La nouvelle du jour Pâques, c’est celle d’un retournement de situation, que vont vivre ceux qui ont mis leur confiance dans le Christ, qui ont cru en lui, et qui, malgré sa mort et ce que cette mort est venu anéantir, comme rêve, comme espoir, gardent au fond d’eux-mêmes sa présence. Ils l’ont abandonnés, ils l’ont renié, ils ont fui, mais ils n’oublient pas qui est ce Jésus, et la confiance qu’il a pu susciter en chacun d’eux, ou l’amour qu’il a pu éveiller, dévoiler. Ils n’en partagent que plus une grande peine une immense déception et tout autant de tristesse. C’est dans cet état d’accablement que va se vivre une expérience, qui va les bouleverser, le matin même de Pâques.
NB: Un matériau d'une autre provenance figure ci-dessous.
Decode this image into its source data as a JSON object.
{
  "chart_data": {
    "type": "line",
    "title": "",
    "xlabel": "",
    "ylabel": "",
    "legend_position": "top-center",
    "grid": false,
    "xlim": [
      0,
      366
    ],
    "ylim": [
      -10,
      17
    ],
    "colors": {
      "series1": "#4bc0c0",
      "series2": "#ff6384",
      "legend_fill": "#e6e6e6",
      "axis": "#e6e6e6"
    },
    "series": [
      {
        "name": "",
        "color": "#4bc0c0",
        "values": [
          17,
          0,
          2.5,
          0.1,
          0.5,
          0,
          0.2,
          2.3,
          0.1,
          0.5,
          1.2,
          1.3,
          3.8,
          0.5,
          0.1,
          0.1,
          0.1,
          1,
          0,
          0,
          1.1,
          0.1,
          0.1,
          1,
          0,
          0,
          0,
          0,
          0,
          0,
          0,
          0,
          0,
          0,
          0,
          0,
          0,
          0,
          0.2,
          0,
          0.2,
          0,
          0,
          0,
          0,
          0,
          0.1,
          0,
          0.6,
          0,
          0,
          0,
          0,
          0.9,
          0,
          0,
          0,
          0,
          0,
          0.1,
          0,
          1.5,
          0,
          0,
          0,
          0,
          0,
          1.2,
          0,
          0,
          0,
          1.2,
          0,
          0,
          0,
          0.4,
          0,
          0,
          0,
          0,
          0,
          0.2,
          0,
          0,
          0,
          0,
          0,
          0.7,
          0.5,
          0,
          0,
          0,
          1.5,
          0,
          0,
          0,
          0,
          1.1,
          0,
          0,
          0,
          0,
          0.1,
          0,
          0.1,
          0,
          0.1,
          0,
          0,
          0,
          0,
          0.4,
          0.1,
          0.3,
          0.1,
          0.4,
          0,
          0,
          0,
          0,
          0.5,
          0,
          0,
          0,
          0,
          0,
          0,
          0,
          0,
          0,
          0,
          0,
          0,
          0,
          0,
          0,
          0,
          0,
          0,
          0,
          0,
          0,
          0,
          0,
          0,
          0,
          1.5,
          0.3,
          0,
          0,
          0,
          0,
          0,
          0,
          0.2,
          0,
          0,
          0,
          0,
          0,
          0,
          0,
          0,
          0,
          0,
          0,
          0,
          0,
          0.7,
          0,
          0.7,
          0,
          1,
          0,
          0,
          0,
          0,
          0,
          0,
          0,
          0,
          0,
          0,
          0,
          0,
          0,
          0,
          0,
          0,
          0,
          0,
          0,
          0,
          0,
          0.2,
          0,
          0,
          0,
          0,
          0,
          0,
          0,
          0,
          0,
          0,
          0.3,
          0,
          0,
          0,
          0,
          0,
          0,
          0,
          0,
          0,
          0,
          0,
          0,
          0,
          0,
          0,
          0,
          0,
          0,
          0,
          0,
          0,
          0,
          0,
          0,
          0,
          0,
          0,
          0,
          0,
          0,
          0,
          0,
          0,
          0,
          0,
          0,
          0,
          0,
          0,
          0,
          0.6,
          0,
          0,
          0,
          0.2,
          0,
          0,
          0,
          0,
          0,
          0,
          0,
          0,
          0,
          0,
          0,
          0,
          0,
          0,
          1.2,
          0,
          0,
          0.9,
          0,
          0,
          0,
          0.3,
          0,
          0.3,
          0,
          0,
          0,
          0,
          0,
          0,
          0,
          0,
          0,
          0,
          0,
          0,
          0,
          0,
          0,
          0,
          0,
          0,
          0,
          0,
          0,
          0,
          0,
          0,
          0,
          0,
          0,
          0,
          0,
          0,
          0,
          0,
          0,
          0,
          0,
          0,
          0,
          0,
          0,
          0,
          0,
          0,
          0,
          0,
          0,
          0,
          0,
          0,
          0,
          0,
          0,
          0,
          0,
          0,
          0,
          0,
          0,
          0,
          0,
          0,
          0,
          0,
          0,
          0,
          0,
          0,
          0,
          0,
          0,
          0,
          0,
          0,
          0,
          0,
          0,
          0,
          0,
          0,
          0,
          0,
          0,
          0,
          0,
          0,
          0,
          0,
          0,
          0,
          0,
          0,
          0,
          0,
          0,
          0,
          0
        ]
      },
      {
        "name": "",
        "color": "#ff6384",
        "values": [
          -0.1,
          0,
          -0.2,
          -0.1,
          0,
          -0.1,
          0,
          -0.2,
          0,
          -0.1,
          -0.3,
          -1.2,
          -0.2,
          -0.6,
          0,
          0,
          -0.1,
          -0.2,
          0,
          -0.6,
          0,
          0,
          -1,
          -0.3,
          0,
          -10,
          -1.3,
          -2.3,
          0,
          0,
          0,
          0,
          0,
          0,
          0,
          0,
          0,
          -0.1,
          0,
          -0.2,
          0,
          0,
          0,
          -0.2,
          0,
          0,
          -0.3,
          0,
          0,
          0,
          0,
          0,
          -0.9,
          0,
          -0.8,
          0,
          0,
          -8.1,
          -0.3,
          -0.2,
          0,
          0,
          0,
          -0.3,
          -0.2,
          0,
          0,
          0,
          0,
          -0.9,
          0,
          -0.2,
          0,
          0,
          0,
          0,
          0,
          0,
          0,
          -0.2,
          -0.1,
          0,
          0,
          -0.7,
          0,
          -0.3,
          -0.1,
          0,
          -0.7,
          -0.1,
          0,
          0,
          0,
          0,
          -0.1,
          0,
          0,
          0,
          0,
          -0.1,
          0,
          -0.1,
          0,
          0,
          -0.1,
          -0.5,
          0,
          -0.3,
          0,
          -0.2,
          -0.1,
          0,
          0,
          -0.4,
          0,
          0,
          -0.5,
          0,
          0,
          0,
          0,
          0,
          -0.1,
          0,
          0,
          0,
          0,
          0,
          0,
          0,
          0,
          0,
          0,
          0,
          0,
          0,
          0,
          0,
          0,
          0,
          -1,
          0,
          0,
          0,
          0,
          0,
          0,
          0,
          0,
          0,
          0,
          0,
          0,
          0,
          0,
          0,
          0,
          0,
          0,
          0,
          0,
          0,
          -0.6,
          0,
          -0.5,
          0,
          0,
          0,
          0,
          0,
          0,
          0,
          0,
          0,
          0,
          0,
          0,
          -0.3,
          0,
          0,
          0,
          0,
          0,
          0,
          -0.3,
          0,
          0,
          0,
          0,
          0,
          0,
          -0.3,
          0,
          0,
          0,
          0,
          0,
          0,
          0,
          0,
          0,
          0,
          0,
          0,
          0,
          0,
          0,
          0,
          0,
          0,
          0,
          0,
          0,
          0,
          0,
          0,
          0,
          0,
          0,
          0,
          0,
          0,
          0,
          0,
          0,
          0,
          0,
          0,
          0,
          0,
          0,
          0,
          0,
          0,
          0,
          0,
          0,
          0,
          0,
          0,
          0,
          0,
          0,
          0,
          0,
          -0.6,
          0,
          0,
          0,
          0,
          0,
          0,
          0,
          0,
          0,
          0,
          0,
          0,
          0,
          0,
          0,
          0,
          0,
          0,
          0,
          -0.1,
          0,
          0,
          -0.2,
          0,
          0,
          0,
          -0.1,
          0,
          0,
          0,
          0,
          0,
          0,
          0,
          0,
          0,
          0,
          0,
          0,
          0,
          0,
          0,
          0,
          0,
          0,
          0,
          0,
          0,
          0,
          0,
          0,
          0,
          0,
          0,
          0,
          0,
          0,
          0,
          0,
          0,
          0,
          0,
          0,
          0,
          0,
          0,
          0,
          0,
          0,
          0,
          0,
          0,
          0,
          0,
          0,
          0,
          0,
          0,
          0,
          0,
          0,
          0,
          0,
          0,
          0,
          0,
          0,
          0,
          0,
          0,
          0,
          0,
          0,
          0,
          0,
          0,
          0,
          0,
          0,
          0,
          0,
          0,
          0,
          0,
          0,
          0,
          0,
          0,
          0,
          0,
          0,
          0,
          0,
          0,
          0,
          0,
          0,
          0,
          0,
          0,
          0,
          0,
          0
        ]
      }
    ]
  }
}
En quelques-heures, de proche en proche, voilà que s’impose à eux la présence de ce Jésus ressuscité, à commencer par ce que les femmes qui sont allées tombeau racontent, au-point qu’on ne parle plus que de cela, cet info que Jésus est vivant, est dans toutes les discussions. À ceux qui portaient Jésus dans leur coeur, la nouvelle va si vite s’imposer. Autour de cette nouvelle ceux que la mort du Christ avait éparpillés, humiliés, vont désormais se reconnaître de cette vie de Jésus, et vivre d’elle.